Impact of Temperature on Digital Integrated Circuits in a 4H-SiC CMOS Technology

This article reports the influence of temperature on digital ICs fabricated in 4H-SiC CMOS process technology. The performances of CMOS devices were compared and analyzed at different drain voltages from 25 °C to 500 °C. The current-output capability of n-channel MOSFET improves with increasing temperature up to 500 °C, while that of p-channel MOSFET reaches an optimum at nearly 350 °C. The current-output capability of n-channel MOSFET is limited to lower than that of p-channel MOSFET below a temperature point when the drain voltage rises, due to the velocity saturation of electrons. Furthermore, the value of temperature point increases with higher drain voltage. A typical inverter was characterized and analyzed in detail based on the characteristics of CMOS devices.

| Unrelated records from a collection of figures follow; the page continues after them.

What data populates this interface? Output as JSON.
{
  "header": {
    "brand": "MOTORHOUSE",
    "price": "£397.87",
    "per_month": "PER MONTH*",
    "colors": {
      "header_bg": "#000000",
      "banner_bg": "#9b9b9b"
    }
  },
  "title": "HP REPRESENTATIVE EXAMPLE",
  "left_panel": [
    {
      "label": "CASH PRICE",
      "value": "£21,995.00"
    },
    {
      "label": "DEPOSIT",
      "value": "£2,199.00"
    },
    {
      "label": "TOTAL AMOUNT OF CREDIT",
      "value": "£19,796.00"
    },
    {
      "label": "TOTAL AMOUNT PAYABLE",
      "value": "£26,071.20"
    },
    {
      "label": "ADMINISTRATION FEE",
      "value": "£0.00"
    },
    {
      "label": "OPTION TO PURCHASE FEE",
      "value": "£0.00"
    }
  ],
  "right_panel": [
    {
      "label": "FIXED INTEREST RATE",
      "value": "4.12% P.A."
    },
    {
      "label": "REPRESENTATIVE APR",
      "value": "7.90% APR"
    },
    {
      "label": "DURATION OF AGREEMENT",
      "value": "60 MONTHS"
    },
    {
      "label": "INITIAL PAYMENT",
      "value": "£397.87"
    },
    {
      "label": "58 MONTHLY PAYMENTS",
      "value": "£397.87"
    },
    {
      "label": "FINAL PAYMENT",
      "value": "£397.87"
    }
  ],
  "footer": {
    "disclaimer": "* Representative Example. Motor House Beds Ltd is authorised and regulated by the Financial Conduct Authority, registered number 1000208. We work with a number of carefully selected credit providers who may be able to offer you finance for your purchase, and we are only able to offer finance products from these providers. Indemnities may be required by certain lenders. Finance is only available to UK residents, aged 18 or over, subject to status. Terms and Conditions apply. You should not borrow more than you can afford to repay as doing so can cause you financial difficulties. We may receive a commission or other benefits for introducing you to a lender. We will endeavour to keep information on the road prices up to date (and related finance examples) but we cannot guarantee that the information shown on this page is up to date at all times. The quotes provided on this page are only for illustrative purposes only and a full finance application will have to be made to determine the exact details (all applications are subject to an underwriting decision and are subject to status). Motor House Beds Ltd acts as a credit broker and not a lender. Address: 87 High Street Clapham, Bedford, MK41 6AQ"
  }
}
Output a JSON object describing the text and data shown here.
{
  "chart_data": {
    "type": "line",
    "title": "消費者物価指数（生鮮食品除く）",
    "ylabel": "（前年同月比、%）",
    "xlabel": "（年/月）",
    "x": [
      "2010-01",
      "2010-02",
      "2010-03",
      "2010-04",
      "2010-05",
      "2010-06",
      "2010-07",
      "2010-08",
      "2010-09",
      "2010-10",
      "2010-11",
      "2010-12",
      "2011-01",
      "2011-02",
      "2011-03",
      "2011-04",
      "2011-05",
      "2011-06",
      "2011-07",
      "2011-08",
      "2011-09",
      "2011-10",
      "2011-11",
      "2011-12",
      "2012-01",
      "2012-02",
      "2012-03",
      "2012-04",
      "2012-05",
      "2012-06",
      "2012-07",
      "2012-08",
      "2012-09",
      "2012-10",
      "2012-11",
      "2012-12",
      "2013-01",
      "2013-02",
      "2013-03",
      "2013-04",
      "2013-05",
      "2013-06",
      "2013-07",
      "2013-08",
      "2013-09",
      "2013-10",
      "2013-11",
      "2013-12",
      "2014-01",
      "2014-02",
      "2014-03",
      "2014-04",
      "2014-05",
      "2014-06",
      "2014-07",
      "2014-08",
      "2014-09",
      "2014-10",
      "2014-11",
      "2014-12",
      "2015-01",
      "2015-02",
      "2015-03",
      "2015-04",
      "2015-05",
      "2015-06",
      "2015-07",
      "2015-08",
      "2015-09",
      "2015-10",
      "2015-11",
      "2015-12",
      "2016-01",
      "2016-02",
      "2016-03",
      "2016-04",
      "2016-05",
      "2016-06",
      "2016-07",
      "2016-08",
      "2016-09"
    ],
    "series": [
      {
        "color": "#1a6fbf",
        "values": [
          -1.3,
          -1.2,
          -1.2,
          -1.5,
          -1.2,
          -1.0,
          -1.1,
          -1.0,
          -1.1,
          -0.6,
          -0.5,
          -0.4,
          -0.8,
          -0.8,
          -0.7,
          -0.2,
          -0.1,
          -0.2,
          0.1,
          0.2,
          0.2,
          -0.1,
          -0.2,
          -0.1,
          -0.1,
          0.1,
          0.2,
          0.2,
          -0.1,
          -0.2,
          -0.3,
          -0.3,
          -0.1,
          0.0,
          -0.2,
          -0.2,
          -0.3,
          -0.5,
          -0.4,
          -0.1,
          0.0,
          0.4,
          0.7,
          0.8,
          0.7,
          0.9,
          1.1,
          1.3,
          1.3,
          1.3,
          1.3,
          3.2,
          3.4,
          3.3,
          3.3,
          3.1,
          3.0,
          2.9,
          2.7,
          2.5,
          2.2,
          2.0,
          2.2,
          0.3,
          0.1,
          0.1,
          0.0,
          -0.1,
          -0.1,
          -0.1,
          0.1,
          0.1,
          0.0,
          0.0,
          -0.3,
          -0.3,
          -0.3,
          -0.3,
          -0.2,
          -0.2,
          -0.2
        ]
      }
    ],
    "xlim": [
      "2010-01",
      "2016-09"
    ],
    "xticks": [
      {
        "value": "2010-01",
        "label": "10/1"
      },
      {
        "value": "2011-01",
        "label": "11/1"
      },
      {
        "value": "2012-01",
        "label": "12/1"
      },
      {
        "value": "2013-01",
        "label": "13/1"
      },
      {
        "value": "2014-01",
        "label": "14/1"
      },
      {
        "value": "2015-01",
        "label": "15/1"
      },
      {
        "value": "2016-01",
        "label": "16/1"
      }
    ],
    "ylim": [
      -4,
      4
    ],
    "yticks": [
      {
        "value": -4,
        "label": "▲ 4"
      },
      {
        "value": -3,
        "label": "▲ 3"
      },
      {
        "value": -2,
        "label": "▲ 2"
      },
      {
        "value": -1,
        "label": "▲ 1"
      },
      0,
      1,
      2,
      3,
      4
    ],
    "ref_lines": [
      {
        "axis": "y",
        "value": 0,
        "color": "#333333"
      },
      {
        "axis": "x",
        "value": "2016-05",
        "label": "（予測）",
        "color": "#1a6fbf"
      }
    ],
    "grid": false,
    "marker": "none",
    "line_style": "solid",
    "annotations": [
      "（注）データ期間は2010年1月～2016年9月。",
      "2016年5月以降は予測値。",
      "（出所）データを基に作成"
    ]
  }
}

The fall/rise time and high-to-low/low-to-high propagation delay time show a similar temperature characteristic of the drain current of n- and p-channel MOSFETs, respectively. Compared to fall and rise times, the high-to-low and low-to-high propagation delay times intersect at a higher temperature because of the different drain voltages when extracting parameters. The temperature characteristics, including the oscillation frequency of ring oscillators and the output current of gate driver, were also analyzed through the performances of CMOS devices.